Isidro Díaz

Personal information
- Full name: Isidro Díaz Bernabé
- Date of birth: 15 May 1972 (age 54)
- Place of birth: Valencia, Spain
- Height: 1.69 m (5 ft 6+1⁄2 in)
- Position: Midfielder

Youth career
- Torrent

Senior career*
- Years: Team / Apps / (Gls)
- 1991–1992: Teruel / 32 / (14)
- 1992–1994: Zaragoza B / 62 / (17)
- 1994–1995: Balaguer
- 1995–1997: Wigan Athletic / 73 / (16)
- 1997: Wolverhampton Wanderers / 1 / (0)
- 1997–1998: Wigan Athletic / 3 / (0)
- 1998–1999: Rochdale / 14 / (2)
- 1999: Cartagonova / 15 / (0)
- 1999–2000: Leça / 29 / (1)
- 2000–2006: Chaves / 155 / (22)
- 2006–2008: Barakaldo / 47 / (5)
- 2009–2010: Laredo
- 2011–2012: Castro / ? / (1)
- Total:  / 431+ / (78+)

= Isidro Díaz (footballer, born 1972) =

Spanish footballer

Isidro Díaz Bernabé (born 15 May 1972) is a Spanish former professional footballer who played as a right midfielder.

==Club career==
Born in Valencia, Díaz spent his first years as a senior in the Tercera División, with the exception of the 1992–93 season, which ended in relegation from Segunda División B with Real Zaragoza's reserves. In the summer of 1995, he was part of a group of players dubbed "The Three Amigos" – which also included his compatriots Roberto Martínez and Jesús Seba – who were brought to Wigan Athletic by club chairman Dave Whelan; he helped the team win the Third Division title two years later, with the player contributing six goals in 35 matches.

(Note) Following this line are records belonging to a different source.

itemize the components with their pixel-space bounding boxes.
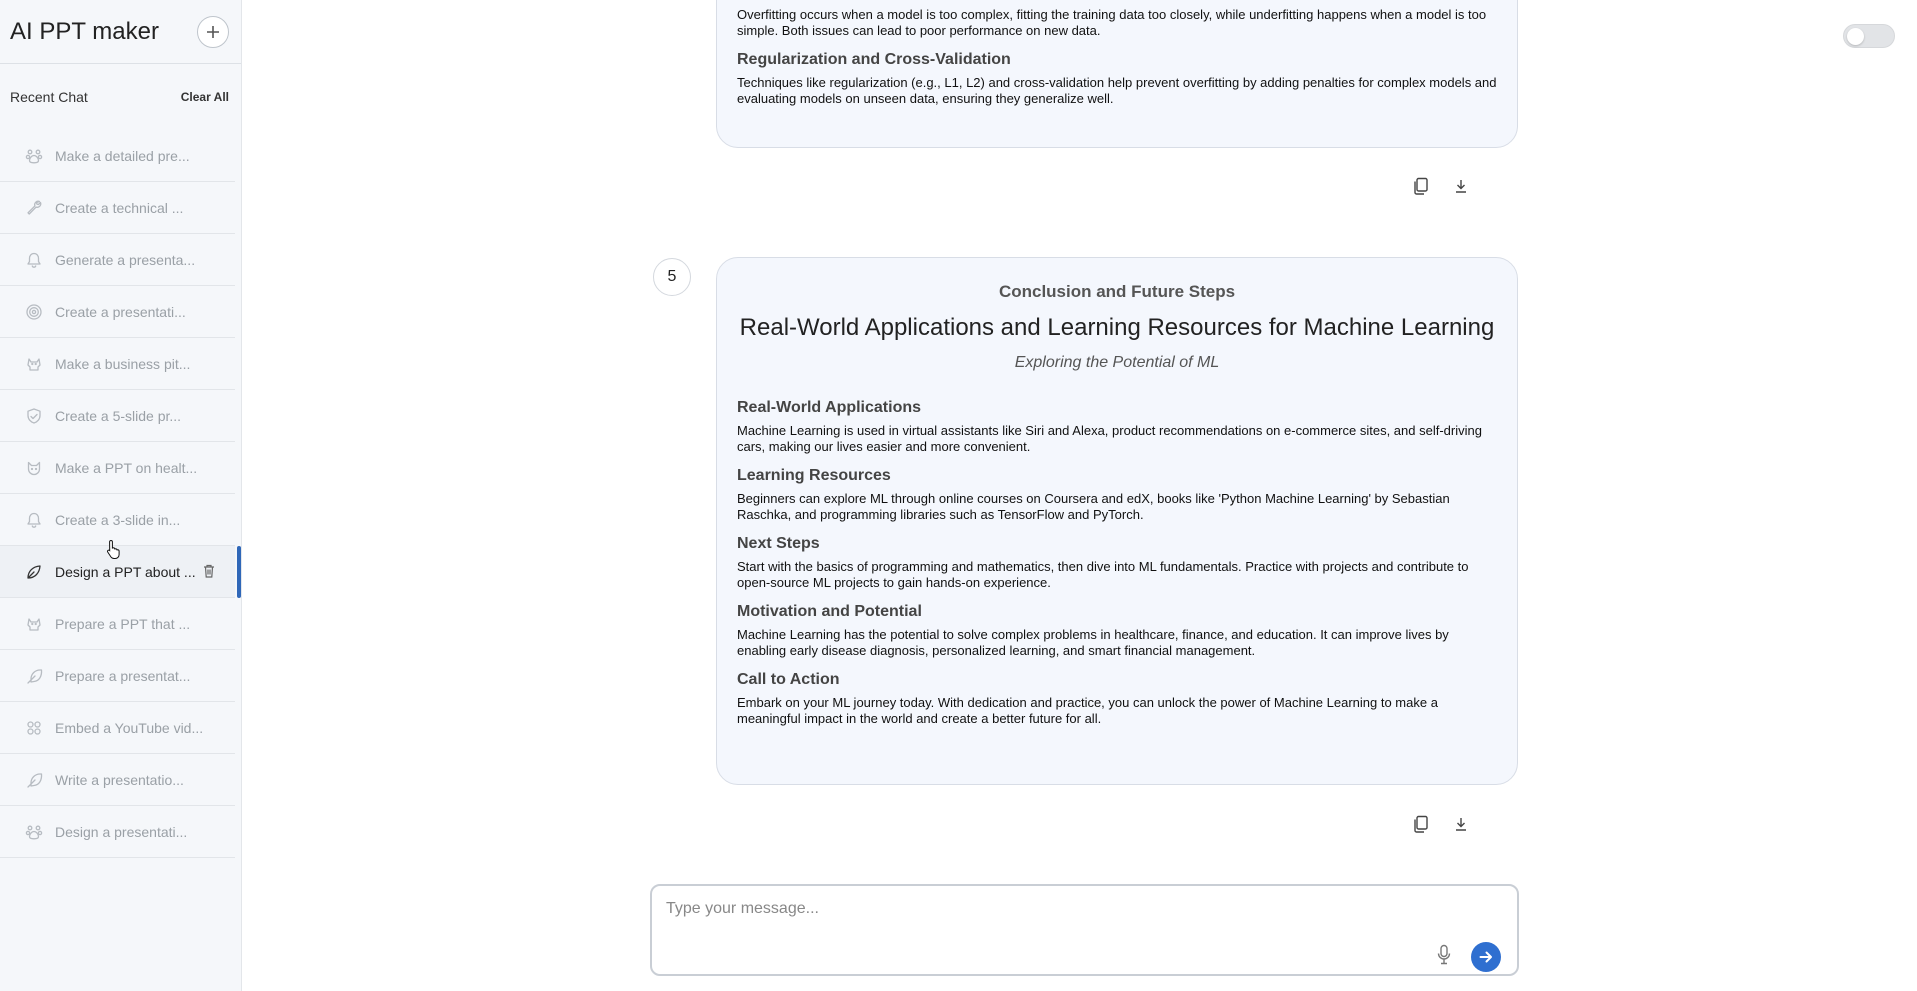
chat-history-label: Create a 5-slide pr... (55, 407, 182, 424)
chat-history-label: Create a 3-slide in... (55, 511, 181, 528)
plus-icon (207, 25, 219, 38)
recent-chat-header: Recent Chat Clear All (0, 64, 241, 130)
spiral-icon (25, 303, 43, 321)
slide-section-text: Machine Learning is used in virtual assi… (737, 423, 1482, 454)
slide-section-text: Machine Learning has the potential to so… (737, 627, 1449, 658)
slide-section-text: Start with the basics of programming and… (737, 559, 1469, 590)
chat-history-item[interactable]: Create a 3-slide in... (0, 494, 235, 546)
dog-icon (25, 355, 43, 373)
app-root: AI PPT maker Recent Chat Clear All Make … (0, 0, 1917, 991)
slide-section: Motivation and Potential Machine Learnin… (737, 603, 1497, 659)
download-button[interactable] (1453, 815, 1469, 833)
slide-title: Real-World Applications and Learning Res… (739, 314, 1495, 341)
chat-history-item[interactable]: Generate a presenta... (0, 234, 235, 286)
chat-history-item[interactable]: Prepare a PPT that ... (0, 598, 235, 650)
theme-toggle[interactable] (1843, 24, 1895, 48)
arrow-right-icon (1479, 951, 1492, 963)
app-title: AI PPT maker (10, 17, 159, 45)
paw-icon (25, 147, 43, 165)
chat-history-label: Embed a YouTube vid... (55, 719, 204, 736)
chat-history-item[interactable]: Create a technical ... (0, 182, 235, 234)
chat-history-label: Create a technical ... (55, 199, 184, 216)
chat-history-item[interactable]: Make a detailed pre... (0, 130, 235, 182)
slide-section-label: Conclusion and Future Steps (998, 282, 1236, 301)
grid-icon (25, 719, 43, 737)
message-composer (650, 884, 1519, 976)
slide-section: Next Steps Start with the basics of prog… (737, 535, 1497, 591)
clear-all-button[interactable]: Clear All (181, 90, 229, 104)
toggle-knob (1847, 28, 1864, 45)
message-input[interactable] (666, 900, 1426, 940)
slide-section-heading: Regularization and Cross-Validation (737, 51, 1011, 68)
chat-history-label: Make a PPT on healt... (55, 459, 198, 476)
copy-button[interactable] (1413, 177, 1429, 195)
chat-history-label: Prepare a PPT that ... (55, 615, 191, 632)
chat-history-item[interactable]: Create a 5-slide pr... (0, 390, 235, 442)
slide-section: Call to Action Embark on your ML journey… (737, 671, 1497, 727)
slide-section-text: Beginners can explore ML through online … (737, 491, 1450, 522)
slide-section-heading: Next Steps (737, 535, 820, 552)
send-button[interactable] (1471, 942, 1501, 972)
feather-icon (25, 667, 43, 685)
slide-subtitle: Exploring the Potential of ML (1014, 354, 1220, 371)
slide-card-previous: Overfitting occurs when a model is too c… (716, 0, 1518, 148)
chat-history-item[interactable]: Write a presentatio... (0, 754, 235, 806)
chat-history-label: Design a presentati... (55, 823, 188, 840)
sidebar-header: AI PPT maker (0, 0, 241, 64)
slide-section-text: Embark on your ML journey today. With de… (737, 695, 1438, 726)
bell-icon (25, 511, 43, 529)
download-icon (1456, 180, 1466, 193)
chat-history-item[interactable]: Prepare a presentat... (0, 650, 235, 702)
slide-section-heading: Real-World Applications (737, 399, 922, 416)
download-button[interactable] (1453, 177, 1469, 195)
chat-history-item[interactable]: Create a presentati... (0, 286, 235, 338)
recent-chat-title: Recent Chat (10, 89, 88, 105)
shield-icon (25, 407, 43, 425)
chat-list: Make a detailed pre... Create a technical… (0, 130, 241, 858)
cat-icon (25, 459, 43, 477)
paw-icon (25, 823, 43, 841)
dog-icon (25, 615, 43, 633)
chat-history-label: Create a presentati... (55, 303, 186, 320)
feather-icon (25, 771, 43, 789)
chat-history-label: Generate a presenta... (55, 251, 196, 268)
chat-history-item[interactable]: Make a business pit... (0, 338, 235, 390)
microphone-icon[interactable] (1436, 944, 1452, 966)
slide-section-text: Techniques like regularization (e.g., L1… (737, 75, 1497, 106)
slide-card: Conclusion and Future Steps Real-World A… (716, 257, 1518, 785)
new-chat-button[interactable] (197, 15, 229, 48)
slide-section-heading: Call to Action (737, 671, 840, 688)
chat-history-label: Design a PPT about ... (55, 563, 196, 580)
slide-section: Learning Resources Beginners can explore… (737, 467, 1497, 523)
trash-icon[interactable] (202, 563, 216, 579)
copy-icon (1414, 177, 1428, 195)
sidebar: AI PPT maker Recent Chat Clear All Make … (0, 0, 242, 991)
slide-section: Real-World Applications Machine Learning… (737, 399, 1497, 455)
slide-number-badge: 5 (653, 258, 691, 296)
active-indicator (237, 546, 241, 598)
slide-section-text: Overfitting occurs when a model is too c… (737, 7, 1487, 38)
slide-section: Overfitting occurs when a model is too c… (737, 7, 1497, 39)
slide-section: Regularization and Cross-Validation Tech… (737, 51, 1497, 107)
chat-history-item[interactable]: Design a PPT about ... (0, 546, 241, 598)
main-area: Overfitting occurs when a model is too c… (242, 0, 1917, 991)
slide-section-heading: Motivation and Potential (737, 603, 922, 620)
slide-actions (1413, 815, 1469, 833)
chat-history-label: Make a detailed pre... (55, 147, 190, 164)
wrench-icon (25, 199, 43, 217)
copy-icon (1414, 815, 1428, 833)
chat-history-item[interactable]: Embed a YouTube vid... (0, 702, 235, 754)
slide-section-heading: Learning Resources (737, 467, 891, 484)
copy-button[interactable] (1413, 815, 1429, 833)
chat-history-item[interactable]: Design a presentati... (0, 806, 235, 858)
leaf-icon (25, 563, 43, 581)
bell-icon (25, 251, 43, 269)
chat-history-label: Write a presentatio... (55, 771, 184, 788)
chat-history-label: Prepare a presentat... (55, 667, 191, 684)
chat-history-item[interactable]: Make a PPT on healt... (0, 442, 235, 494)
chat-history-label: Make a business pit... (55, 355, 191, 372)
slide-actions (1413, 177, 1469, 195)
download-icon (1456, 818, 1466, 831)
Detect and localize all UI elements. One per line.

Unable to agree a new deal, Díaz left the club by mutual consent in July 1997 and signed for Wolverhampton Wanderers. He played one game for the latter, a 3–0 away defeat against Oxford United, before returning to Springfield Park later that year; his second spell with Wigan was not as successful, appearing just three times in the league before moving to Rochdale at the end of the season. Midway through 1998–99, he returned to his home country and joined Cartagonova.

Díaz spent the following seven years in Portugal and its Segunda Liga, appearing and scoring regularly for both Leça (one season) and Chaves (six, where former Zaragoza and Wigan teammate Seba had already played). Aged 34, he returned to Spain and spent two years with Barakaldo in the third tier, after which he joined their coaching staff only to return to active shortly after for a brief spell with the reserve side.

Díaz retired from football at the age of 40, after playing one and a half seasons with Laredo in division four and one with Castro in the same league.